Ia menambahkan Presiden Prabowo Subianto memberikan perhatian besar terhadap pembangunan kawasan swasembada pangan, energi, dan air sehingga berbagai potensi risiko harus dipetakan sejak awal agar pelaksanaan program berjalan sesuai target.
Salah satu penyebab kurang optimalnya proyek pembangunan selama ini, menurut dia, adalah lemahnya tata kelola dan rendahnya akuntabilitas pelaksanaan program.
Untuk itu, pemerintah tengah menyusun dokumen MRPN LS yang akan menjadi pedoman bersama kementerian dan lembaga dalam mengawal program prioritas nasional secara terukur, transparan, dan akuntabel sehingga koordinasi lintas instansi menjadi lebih efektif.
Kementerian Koordinator Bidang Pangan melakukan rapat koordinasi di Bandung, Jawa Barat, melibatkan Kementerian PPN/Bappenas, Badan Pengawasan Keuangan dan Pembangunan (BPKP), Kementerian Koperasi, Badan Gizi Nasional, Kementerian Pertanian, serta Kementerian Lingkungan Hidup untuk menyusun strategi mitigasi risiko secara terpadu.
Sementara itu, Staf Ahli Ekonomi Maritim Kementerian Koordinator Bidang Pangan Sugeng Santoso mengatakan penguatan manajemen risiko juga diarahkan untuk mendukung peningkatan Indeks Ketahanan Pangan Nasional sebagaimana ditetapkan dalam Rencana Pembangunan Jangka Menengah Nasional (RPJMN).

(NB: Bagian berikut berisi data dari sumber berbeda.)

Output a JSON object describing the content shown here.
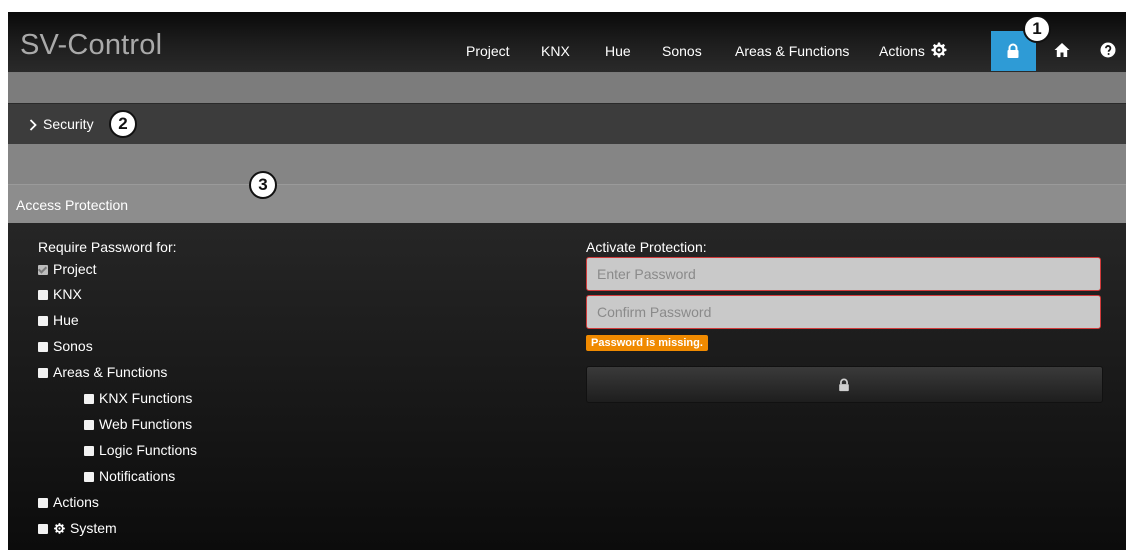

"Pemerintah menargetkan Indeks Ketahanan Pangan meningkat dari 73 pada 2025 menjadi 82 pada 2029 melalui penguatan aspek ketersediaan, keterjangkauan, dan pemanfaatan pangan," ujar Sugeng.
Menurut dia, ketersediaan pangan menjadi faktor paling menentukan karena berkaitan langsung dengan kemampuan produksi nasional dalam memenuhi kebutuhan masyarakat sekaligus menjaga kualitas gizi.
Menghadapi ancaman kemarau panjang dan berbagai tantangan sektor pangan tahun ini, pemerintah akan mengintegrasikan peningkatan produksi dengan transformasi tata kelola berbasis manajemen risiko agar program prioritas berjalan lebih efektif, efisien, dan berkelanjutan.